Эме Жаке родился в местечке Сель-су-Кузан. Начал свою карьеру в местном любительском футбольном клубе, совмещая тренировки с работой на фабрике. В 1959 году молодой полузащитник был замечен агентами ведущего, на тот момент, клуба страны — «Сент-Этьена». Подписав свой первый профессиональный контракт с этим клубом в 1961 году, за 11 лет своей карьеры Жаке выиграл вместе с «Сент-Этьеном» пять чемпионских титулов и три Кубка Франции. Эме Жаке также дважды выходил на поле в футболке национальной сборной. В 1973 году Жаке перешёл в «Лион», где через три года завершил свою игровую карьеру.

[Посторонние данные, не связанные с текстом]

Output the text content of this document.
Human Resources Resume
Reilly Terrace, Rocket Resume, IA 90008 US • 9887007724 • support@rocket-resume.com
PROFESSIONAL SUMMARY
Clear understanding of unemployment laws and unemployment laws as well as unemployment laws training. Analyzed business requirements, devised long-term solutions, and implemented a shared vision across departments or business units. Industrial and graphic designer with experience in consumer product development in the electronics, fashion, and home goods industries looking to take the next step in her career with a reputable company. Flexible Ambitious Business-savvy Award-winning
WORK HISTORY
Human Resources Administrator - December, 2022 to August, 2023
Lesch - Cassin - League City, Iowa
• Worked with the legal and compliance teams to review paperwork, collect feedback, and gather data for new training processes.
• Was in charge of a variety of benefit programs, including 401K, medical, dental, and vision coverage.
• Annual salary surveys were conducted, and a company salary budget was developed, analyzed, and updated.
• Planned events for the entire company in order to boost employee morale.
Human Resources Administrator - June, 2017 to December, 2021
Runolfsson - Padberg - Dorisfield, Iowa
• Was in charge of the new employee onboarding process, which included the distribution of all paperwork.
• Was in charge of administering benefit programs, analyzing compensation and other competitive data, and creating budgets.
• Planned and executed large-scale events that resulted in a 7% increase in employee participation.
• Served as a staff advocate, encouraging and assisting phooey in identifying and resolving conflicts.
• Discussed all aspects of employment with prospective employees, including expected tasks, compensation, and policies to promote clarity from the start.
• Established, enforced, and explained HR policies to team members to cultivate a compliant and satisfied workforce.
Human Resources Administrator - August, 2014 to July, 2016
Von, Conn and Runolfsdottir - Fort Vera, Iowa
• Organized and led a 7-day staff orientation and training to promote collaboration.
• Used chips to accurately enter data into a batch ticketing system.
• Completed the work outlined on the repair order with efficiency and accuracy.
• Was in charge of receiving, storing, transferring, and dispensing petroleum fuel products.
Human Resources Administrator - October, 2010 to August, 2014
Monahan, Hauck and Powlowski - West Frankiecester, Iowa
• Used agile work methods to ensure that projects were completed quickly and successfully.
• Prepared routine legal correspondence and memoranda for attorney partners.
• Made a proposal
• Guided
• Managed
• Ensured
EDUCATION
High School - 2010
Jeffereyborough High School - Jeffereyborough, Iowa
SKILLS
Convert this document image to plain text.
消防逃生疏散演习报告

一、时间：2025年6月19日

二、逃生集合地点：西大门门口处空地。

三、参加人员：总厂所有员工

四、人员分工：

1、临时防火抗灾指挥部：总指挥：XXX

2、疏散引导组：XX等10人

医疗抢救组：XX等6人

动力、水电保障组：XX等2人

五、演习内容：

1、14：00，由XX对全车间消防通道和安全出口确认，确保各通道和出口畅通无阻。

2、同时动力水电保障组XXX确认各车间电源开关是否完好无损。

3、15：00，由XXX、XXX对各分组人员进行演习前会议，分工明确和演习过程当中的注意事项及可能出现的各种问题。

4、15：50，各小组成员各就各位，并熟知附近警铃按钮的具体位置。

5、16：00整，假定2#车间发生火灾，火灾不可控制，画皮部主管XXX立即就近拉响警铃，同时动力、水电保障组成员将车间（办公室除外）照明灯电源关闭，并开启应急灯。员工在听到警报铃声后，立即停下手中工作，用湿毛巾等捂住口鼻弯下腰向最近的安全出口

Перейдя на тренерскую работу, наибольших успехов на клубном уровне Жаке добился с «Бордо», выиграв вместе с жирондинцами 3 чемпионата и 2 Кубка Франции и успешно выступая в еврокубках. После «Бордо» Эме Жаке возглавлял более скромные «Монпелье» и «Нанси».

В 1992 году Жаке был назначен помощником Жерара Улье в сборной Франции. После провала сборной в отборочном цикле к Чемпионату мира 1994 года и отставки Жерара Улье 17 декабря 1993 года Эме Жаке стал исполняющим обязанности главного тренера «трёхцветных», а когда сборная провела серию удачных товарищеских матчей, он был утверждён в должности.

Продолжая призывать в сборную опытных футболистов, таких, как Эрик Кантона, Давид Жинола, Поль Ле Гуэн, Жан-Пьер Папен в отборочном турнире к Чемпионату Европы 1996 года, в Англию Жаке повёз уже более молодую команду: Зинедин Зидан, Юри Джоркаефф, Кристиан Карамбё, Лилиан Тюрам. На чемпионате французы дошли до полуфинала, уступив в серии пенальти сборной Чехии.

9 августа 1996 года Федерация футбола Франции продлила контракт Эме Жаке до Чемпионата мира 1998 года. Тренер решил проститься с многими опытными футболистами, чем вызвал недовольство болельщиков и критику со стороны прессы.

В мае 1998 года вместо списка из 22-х игроков для участия в Кубке мира, Жаке представил 28 фамилий и снова вызвал неодобрение среди французских печатных изданий.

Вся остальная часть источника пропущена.